Changing personnel, forecasting procedures, technological innovation and the introduction of new types of satellite data have created a record of past tropical storm information that is heterogeneous – that is, non-uniform. So looking at how the climatology or history of storms has changed over time is quite difficult and riddled with assumptions. For example, researchers interested in the number of tropical cyclones that have occurred each year throughout history have to make decisions about what years to begin or end their studies – the “period of record.” This choice can influence the results substantially. One possible choice is to choose a starting date as of when all recordkeeping began, say, 1851, ending in the present. This very long record would have a greater number of storms included but the data quality may not be as good as if the researcher made a different choice and started in the 1980’s satellite era. This alternative choice, limiting their years of interest to the time period when the entire globe has satellite observations would influence the number of storms included in the study. Before satellites, how would anyone know if a storm existed if it did not, in some way, impact humanity? Neither choice is “incorrect” but the assumption that is made clearly affects the results.
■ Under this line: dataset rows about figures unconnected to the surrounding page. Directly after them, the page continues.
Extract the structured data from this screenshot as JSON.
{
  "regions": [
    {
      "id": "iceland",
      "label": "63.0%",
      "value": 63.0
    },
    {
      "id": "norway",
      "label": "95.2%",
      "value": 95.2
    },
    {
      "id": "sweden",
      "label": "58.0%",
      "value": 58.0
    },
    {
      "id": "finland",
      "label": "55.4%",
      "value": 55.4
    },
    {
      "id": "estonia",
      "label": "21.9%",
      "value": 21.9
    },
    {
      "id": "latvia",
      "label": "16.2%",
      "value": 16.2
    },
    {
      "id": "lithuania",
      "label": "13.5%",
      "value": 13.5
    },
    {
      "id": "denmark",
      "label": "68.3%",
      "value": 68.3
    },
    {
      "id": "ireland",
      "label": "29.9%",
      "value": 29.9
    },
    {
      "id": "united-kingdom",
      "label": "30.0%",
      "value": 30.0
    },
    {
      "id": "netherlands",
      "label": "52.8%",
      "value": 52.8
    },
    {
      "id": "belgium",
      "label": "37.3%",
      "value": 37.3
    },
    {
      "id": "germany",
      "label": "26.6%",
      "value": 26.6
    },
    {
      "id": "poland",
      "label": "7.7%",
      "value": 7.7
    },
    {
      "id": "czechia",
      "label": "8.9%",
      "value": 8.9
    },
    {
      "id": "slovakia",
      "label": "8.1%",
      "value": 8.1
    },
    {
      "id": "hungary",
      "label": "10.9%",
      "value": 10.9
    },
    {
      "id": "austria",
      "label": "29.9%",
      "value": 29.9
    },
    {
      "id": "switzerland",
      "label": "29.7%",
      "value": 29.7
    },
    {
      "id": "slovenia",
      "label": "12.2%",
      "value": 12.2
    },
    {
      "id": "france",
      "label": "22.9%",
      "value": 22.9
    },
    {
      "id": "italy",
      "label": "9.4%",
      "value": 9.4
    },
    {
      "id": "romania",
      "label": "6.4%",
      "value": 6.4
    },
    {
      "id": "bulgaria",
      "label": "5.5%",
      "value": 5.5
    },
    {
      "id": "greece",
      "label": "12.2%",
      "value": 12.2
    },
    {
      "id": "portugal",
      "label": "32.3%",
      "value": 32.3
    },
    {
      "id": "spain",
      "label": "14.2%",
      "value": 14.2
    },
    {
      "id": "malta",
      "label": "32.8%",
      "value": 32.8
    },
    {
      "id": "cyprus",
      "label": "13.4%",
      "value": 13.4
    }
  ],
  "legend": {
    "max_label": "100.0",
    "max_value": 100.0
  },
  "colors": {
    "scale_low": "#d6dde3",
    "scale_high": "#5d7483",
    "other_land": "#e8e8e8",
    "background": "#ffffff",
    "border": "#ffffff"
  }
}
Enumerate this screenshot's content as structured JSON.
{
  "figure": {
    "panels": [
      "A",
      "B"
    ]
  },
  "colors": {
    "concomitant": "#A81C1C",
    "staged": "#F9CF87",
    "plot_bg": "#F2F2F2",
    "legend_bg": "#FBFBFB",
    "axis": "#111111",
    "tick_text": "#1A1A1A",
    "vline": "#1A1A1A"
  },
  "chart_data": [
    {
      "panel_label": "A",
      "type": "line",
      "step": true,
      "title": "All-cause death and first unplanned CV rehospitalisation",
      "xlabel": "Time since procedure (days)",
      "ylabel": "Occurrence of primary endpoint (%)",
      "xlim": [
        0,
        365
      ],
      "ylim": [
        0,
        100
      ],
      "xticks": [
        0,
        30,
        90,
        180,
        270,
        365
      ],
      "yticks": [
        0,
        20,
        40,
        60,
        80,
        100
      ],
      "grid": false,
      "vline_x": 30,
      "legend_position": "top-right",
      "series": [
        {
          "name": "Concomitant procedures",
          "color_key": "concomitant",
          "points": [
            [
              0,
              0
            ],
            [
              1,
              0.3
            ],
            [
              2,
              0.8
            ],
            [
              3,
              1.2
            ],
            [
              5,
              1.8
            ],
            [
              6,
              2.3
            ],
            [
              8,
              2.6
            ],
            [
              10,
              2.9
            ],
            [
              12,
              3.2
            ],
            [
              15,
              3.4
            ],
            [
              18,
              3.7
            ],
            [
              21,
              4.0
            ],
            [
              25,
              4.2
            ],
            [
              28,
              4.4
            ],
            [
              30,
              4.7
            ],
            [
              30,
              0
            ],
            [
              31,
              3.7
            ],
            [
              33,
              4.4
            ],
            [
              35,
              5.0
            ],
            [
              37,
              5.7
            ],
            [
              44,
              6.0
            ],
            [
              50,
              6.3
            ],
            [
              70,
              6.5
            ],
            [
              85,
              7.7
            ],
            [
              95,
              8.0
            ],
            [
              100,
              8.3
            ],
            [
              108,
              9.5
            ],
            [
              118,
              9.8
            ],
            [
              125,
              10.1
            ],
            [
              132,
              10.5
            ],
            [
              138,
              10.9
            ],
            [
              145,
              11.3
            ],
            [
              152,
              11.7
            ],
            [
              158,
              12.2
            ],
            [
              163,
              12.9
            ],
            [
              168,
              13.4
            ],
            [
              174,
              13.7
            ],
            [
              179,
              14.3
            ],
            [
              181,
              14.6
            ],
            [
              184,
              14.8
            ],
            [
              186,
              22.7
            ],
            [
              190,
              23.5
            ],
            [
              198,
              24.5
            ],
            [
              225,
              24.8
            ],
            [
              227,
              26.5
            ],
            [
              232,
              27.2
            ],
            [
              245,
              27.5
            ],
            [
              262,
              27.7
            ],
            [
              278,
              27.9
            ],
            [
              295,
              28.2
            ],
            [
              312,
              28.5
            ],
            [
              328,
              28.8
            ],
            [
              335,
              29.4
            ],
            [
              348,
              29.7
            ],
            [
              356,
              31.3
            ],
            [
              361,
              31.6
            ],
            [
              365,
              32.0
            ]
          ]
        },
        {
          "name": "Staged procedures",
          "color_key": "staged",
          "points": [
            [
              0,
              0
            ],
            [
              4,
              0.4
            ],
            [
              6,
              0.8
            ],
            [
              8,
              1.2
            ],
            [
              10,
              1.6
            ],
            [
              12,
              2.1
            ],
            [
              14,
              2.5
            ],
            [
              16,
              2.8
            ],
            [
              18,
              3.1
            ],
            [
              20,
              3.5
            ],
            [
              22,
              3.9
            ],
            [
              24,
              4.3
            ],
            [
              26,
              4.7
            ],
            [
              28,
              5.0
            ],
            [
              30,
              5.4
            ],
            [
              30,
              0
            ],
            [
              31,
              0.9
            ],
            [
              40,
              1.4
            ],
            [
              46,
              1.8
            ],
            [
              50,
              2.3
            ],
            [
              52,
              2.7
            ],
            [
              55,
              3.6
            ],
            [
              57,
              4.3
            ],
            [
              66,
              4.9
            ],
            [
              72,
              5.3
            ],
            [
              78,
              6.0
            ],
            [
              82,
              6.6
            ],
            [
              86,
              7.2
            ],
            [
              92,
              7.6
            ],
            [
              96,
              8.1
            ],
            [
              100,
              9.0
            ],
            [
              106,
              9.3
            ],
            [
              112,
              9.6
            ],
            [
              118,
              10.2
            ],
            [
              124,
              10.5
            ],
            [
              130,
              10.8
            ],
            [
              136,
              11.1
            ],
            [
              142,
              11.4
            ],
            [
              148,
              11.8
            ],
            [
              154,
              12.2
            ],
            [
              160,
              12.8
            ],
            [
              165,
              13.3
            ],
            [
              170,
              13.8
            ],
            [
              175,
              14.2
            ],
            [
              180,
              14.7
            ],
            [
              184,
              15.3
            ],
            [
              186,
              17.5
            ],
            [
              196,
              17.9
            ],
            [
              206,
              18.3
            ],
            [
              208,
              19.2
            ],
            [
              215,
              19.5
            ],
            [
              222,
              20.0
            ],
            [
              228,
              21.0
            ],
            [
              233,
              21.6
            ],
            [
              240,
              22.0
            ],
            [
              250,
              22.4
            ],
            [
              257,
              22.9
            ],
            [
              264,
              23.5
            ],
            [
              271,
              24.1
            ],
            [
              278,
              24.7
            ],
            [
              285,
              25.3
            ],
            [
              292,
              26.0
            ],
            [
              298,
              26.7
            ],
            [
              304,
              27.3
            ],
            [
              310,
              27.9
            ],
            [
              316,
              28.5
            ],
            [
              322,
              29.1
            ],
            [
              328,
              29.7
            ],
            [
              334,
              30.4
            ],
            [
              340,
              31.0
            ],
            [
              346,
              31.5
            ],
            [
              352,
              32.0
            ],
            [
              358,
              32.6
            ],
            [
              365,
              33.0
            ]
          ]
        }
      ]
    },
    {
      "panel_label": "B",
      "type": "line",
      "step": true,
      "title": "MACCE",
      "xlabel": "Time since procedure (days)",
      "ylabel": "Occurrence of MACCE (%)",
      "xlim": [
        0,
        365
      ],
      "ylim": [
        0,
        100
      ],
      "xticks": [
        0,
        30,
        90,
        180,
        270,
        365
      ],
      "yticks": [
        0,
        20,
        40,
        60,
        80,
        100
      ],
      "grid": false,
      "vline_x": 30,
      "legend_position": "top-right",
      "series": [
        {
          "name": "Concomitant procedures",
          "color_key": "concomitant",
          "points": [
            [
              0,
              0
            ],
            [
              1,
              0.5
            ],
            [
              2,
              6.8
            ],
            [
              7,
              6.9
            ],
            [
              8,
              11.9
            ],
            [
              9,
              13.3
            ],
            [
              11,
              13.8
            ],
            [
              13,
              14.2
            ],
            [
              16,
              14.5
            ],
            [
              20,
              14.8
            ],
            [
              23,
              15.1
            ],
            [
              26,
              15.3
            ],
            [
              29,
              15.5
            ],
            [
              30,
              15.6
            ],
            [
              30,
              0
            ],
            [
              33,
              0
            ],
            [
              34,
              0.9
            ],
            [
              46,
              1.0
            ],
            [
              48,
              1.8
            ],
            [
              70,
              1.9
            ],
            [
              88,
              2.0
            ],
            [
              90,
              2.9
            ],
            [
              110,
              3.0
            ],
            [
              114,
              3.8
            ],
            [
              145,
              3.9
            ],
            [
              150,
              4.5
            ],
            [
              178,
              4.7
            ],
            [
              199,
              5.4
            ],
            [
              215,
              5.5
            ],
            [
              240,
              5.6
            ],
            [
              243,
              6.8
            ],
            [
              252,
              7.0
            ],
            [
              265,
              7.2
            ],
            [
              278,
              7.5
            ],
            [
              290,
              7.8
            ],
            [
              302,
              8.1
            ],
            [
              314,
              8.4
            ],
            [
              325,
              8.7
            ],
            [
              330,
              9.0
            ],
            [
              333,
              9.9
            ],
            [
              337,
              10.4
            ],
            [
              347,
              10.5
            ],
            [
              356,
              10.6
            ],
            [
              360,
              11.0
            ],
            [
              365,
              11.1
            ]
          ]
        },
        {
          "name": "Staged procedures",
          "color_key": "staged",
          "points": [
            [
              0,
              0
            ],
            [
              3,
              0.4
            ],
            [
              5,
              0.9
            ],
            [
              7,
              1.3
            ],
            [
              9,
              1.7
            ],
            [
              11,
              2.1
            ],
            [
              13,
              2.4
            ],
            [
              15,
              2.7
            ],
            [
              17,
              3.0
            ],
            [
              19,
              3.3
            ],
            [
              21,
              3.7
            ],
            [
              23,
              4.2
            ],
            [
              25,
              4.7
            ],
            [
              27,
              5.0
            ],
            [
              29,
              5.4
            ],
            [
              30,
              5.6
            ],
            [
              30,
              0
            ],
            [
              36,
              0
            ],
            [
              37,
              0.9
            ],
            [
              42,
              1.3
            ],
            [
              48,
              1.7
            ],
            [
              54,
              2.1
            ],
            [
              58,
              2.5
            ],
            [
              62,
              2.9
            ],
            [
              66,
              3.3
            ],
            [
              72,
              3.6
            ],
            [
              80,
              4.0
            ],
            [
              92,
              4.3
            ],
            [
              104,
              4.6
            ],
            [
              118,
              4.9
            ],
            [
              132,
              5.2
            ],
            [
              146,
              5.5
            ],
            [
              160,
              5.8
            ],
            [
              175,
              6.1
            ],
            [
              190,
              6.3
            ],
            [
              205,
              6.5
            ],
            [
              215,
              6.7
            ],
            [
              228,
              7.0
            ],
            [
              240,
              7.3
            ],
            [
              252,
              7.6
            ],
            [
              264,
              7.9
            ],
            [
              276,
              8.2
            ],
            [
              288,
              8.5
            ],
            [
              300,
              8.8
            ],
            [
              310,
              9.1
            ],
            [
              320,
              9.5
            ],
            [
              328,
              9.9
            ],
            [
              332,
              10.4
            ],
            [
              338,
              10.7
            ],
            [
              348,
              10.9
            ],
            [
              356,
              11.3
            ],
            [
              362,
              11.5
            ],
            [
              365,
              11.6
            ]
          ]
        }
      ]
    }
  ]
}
Looking at the history of one storm at a time, even fairly recent storms have discrepancies in their historical records. For example, four forecast agencies were responsible for tracking Typhoon Yvette in 1992 – the Joint Typhoon Warning Center (US Navy), the Japan Meteorological Agency, the China Meteorological Administration, and the Hong Kong Observatory. These agencies have different methods and procedures for estimating the wind speed in tropical cyclones. The differences can be quite large. As shown in the graph below, on October 13th, 1992, the Joint Typhoon Warning Center estimated Yvette’s winds to be 155 knots while The Hong Kong Observatory estimated only 90 knots. This would be the difference between a Category 2 and Category 5 tropical cyclone on the Saffir-Simpson Hurricane Scale used in the United States. It isn’t clear what the best answer is for Yvette.
Using group consensus, citizen scientists making storm strength estimates in CycloneCenter.org can help clear up this confusion. By participating in this endeavor, you and other citizen scientists are analyzing the satellite images through a process similar to the Dvorak Technique used by meteorologists, thereby providing a more consistent record of tropical cyclone strength. Your choices as you classify storms – your very mouse clicks – will lead to a better understanding of tropical cyclones. You never know, the statistics from the decision process you use to classify storms could even lead to further refinement of the intensity estimation process meteorologists use as well!